Adding in other materials such as cement, brick and linoleum, and building construction emitted 1.8 billion metric tons of carbon in 2018, according to a recent study, close to 20% of the country’s total that year. The only two recent years in which emissions fell in China were 2015 and 2016 -- when the country was dealing with its last large property slowdown, with official data showing the number of homes under construction plateauing.
“The property sector is very important. You’d see a lot more years with emissions growth being flat or down if you didn’t have growth in the property sector,” said Jan Ivar Korsbakken, who models China’s emissions at the Center for International Climate and Environmental Research (CICERO) in Norway.
What makes China’s current housing slowdown different from previous ones is that it’s largely a result of deliberate policy: Beijing told banks to cut mortgage issuance and financing to developers, making them less able to build. Government-linked economists have said that this could presage a policy shift by Beijing to cut the economy’s reliance on real estate, as part of a broader push by President Xi Jinping to shift the country’s growth model.
In the past, Beijing has stepped in when a housing slowdown threatens economic growth. This time, economists believe Beijing will be more willing to tolerate slower growth in pursuit of other goals such as financial stability.
How far Beijing goes with that effort has huge consequences for emissions. While economists mostly agree that the period of rapid growth in China’s housing production has ended, they have differing views on when and how fast that activity will decline. While Beijing has pledged to add to its urban population at a rate of about 10 million per year over the next five years, it hasn’t given targets for housing construction.

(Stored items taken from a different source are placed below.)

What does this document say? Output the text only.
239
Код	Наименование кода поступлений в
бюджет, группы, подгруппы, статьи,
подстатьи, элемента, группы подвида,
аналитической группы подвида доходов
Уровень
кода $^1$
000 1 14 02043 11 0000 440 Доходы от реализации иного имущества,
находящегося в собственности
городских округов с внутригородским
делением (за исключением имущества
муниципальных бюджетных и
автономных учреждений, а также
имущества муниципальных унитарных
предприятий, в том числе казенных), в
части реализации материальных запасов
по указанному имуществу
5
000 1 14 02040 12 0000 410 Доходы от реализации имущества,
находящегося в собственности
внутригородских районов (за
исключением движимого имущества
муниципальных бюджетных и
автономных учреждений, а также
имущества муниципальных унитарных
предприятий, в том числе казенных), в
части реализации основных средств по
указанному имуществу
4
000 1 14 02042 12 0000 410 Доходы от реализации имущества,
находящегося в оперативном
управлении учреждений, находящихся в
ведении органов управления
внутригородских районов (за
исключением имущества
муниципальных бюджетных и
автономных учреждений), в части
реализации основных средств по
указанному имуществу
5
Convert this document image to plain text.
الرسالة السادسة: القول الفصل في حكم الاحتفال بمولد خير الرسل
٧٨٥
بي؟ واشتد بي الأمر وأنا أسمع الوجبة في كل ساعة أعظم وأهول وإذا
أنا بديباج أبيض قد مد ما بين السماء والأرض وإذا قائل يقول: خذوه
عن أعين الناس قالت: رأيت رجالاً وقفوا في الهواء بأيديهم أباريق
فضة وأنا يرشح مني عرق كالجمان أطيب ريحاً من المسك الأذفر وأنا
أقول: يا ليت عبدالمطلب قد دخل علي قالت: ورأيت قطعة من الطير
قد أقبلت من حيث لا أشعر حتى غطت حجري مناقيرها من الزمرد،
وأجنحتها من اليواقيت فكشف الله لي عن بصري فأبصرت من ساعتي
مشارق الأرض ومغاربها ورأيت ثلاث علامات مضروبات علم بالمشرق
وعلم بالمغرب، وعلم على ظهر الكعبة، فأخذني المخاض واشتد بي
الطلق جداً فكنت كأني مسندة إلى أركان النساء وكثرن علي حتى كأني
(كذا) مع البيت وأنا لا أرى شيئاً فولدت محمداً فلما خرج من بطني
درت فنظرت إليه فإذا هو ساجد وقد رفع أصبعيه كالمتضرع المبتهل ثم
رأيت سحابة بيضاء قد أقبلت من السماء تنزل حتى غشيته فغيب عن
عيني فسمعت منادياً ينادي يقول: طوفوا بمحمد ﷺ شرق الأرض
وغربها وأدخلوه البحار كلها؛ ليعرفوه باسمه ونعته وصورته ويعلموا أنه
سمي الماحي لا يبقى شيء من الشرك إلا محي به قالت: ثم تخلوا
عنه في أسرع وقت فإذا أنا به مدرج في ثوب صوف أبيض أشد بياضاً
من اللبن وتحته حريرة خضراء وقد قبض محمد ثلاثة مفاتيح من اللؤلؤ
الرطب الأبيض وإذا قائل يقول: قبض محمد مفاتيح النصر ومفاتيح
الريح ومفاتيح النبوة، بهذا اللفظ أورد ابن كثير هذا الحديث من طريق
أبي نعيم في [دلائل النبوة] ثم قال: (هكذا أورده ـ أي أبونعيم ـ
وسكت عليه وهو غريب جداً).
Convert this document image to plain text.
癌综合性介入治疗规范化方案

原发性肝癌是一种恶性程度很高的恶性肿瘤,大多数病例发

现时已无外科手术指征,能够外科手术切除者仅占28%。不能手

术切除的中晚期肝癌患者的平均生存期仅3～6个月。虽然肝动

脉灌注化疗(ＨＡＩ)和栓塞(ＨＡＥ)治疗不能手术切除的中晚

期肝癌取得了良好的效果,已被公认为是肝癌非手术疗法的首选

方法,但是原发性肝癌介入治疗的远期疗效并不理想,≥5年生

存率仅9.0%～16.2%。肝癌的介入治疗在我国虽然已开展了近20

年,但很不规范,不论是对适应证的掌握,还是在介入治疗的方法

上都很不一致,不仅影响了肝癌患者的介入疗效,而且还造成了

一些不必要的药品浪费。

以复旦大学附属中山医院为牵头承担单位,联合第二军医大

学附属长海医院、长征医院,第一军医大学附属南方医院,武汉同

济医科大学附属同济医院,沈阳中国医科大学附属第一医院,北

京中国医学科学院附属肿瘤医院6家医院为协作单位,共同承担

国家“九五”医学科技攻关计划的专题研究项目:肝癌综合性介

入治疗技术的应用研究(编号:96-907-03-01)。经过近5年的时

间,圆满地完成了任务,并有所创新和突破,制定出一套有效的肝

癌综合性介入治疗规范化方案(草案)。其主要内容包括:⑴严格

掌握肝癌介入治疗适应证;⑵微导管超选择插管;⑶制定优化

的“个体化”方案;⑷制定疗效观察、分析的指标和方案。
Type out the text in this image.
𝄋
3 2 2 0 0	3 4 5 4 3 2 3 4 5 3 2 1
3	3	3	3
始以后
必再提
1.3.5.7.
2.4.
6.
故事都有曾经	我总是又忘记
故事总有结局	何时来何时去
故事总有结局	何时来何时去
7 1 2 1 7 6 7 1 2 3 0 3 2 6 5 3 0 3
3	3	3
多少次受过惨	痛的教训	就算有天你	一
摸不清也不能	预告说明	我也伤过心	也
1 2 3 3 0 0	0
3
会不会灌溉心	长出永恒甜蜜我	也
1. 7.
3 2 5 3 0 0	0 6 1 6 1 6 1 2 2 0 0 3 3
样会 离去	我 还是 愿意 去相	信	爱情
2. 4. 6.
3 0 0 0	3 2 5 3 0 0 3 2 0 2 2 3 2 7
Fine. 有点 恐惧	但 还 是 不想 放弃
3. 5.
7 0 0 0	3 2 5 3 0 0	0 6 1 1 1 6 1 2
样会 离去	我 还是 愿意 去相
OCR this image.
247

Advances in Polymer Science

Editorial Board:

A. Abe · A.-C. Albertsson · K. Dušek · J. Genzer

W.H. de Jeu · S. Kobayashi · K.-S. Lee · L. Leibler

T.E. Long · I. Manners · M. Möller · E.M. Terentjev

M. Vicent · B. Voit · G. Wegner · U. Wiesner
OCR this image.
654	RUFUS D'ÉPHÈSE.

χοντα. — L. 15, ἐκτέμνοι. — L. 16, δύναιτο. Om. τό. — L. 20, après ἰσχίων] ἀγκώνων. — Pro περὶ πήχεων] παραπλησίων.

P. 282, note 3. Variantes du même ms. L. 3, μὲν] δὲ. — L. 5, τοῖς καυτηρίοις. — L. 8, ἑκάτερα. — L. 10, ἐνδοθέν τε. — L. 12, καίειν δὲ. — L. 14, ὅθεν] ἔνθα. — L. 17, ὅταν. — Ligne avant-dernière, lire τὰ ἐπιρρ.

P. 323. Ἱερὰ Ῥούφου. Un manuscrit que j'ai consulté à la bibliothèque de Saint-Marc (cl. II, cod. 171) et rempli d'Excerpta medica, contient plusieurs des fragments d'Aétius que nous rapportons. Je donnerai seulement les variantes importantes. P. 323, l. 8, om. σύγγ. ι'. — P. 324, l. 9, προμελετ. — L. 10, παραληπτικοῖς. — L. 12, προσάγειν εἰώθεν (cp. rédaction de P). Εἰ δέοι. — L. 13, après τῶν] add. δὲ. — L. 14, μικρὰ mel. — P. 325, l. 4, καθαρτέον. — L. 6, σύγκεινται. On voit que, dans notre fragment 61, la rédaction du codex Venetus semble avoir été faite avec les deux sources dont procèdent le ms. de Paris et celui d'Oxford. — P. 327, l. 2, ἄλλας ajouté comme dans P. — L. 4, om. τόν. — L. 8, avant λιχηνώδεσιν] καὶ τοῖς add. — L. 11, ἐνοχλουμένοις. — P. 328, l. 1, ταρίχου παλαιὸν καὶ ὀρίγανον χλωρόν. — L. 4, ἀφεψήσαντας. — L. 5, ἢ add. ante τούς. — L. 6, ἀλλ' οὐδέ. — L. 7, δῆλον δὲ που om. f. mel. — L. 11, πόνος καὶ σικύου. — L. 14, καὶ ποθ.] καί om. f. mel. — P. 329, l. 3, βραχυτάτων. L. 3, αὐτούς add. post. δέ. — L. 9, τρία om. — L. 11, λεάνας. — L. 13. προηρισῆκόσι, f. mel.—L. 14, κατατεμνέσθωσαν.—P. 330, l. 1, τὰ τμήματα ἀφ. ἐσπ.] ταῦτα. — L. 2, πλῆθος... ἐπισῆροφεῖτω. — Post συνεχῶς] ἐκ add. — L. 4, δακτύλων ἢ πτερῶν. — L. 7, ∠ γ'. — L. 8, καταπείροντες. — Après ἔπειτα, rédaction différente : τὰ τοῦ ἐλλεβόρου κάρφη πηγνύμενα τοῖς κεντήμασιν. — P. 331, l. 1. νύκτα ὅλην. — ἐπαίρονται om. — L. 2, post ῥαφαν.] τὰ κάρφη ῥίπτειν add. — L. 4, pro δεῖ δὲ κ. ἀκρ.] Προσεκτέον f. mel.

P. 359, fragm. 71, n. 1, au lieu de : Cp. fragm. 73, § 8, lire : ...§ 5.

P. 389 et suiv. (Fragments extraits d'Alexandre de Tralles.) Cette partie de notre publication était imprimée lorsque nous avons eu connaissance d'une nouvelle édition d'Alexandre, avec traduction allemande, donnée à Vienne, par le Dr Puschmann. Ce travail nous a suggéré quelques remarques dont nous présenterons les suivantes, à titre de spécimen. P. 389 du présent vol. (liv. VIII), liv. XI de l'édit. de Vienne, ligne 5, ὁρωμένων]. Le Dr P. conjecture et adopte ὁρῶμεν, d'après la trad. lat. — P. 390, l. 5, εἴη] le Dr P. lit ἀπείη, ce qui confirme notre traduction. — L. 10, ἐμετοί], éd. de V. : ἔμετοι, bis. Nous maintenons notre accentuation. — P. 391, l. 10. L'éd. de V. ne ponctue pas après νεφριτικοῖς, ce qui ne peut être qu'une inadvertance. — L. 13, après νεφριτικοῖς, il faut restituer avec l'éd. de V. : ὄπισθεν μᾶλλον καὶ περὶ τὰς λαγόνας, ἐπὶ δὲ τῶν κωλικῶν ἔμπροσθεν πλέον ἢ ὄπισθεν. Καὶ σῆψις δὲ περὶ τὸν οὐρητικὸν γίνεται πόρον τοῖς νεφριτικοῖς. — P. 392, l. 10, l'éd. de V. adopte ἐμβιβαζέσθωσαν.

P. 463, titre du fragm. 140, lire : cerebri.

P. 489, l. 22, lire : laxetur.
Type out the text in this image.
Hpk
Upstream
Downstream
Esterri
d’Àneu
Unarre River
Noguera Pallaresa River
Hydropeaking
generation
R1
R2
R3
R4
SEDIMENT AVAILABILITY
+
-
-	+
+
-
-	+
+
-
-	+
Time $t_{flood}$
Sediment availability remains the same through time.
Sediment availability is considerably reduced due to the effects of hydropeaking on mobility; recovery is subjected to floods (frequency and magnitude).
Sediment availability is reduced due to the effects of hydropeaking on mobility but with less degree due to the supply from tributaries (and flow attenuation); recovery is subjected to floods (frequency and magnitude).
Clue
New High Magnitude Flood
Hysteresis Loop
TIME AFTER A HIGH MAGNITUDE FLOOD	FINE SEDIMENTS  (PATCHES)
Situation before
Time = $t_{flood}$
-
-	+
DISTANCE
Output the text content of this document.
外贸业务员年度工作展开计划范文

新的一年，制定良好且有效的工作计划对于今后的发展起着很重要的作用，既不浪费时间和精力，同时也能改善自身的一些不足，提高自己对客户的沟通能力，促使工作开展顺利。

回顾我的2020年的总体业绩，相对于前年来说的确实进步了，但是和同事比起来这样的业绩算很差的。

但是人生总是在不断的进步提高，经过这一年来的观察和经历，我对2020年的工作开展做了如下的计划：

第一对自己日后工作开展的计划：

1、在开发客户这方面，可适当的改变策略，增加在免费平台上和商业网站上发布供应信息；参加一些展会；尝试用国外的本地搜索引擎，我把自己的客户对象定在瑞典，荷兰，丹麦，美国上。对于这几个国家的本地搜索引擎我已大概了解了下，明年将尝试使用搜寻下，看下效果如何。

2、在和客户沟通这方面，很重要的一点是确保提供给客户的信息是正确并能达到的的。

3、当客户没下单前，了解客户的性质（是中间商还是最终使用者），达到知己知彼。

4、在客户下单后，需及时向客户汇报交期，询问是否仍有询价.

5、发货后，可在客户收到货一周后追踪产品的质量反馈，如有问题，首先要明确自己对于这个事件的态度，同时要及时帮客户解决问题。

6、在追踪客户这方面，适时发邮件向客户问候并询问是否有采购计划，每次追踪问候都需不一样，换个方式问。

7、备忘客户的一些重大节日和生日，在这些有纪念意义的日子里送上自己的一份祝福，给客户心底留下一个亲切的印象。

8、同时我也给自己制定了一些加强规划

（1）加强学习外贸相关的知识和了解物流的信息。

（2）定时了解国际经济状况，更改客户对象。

On the bearish side, Huang Qifan, vice chairman of China Center for International Economic Exchanges (CCIEE), a think tank with strong ties to the central government, predicts that real-estate construction will fall at an annual rate of about 3.5% over the next 15 years. The urbanization rate will reach its “ceiling” over that period, he added in a recent speech.
On the other hand, Ren Zeping, chief economist at Soochow Securities, estimates that new housing construction will remain stable over the next decade, with the country adding 1.1-1.35 billion square meters of new housing annually until 2030, due to continued rapid urbanization and demand for larger apartments. Economists at Gavekal Dragonomics expect demand to remain strong over the next decade as the country adds 169 million urban residents by 2030.
To be sure, if the sector can become less “carbon intensive” it’s possible for real-estate construction to rise strongly while emissions fall. A rapid increase in the share of renewable energy in China’s electricity production or technological breakthroughs like carbon capture could see more houses built with reduced emissions.
But even as it makes huge investments in renewables, Beijing has said it will still rely on fossil fuels for the majority of its energy needs until at least 2030, while progress on technologies like carbon capture has been slow, meaning real estate is likely to remain a key emissions driver in the medium-term.
Other sectors matter as well: China’s exports have accounted for about 10% of its emissions in recent years and transport creates around the same amount. But the huge size of the property sector means uncertainties about the pace of construction over the next decade could explain why Beijing has been reluctant to specify a year before 2030 when its emissions will peak.
“There certainly is uncertainty around how quickly China can make a clear and consistent change in its growth model,” added Korsbakken.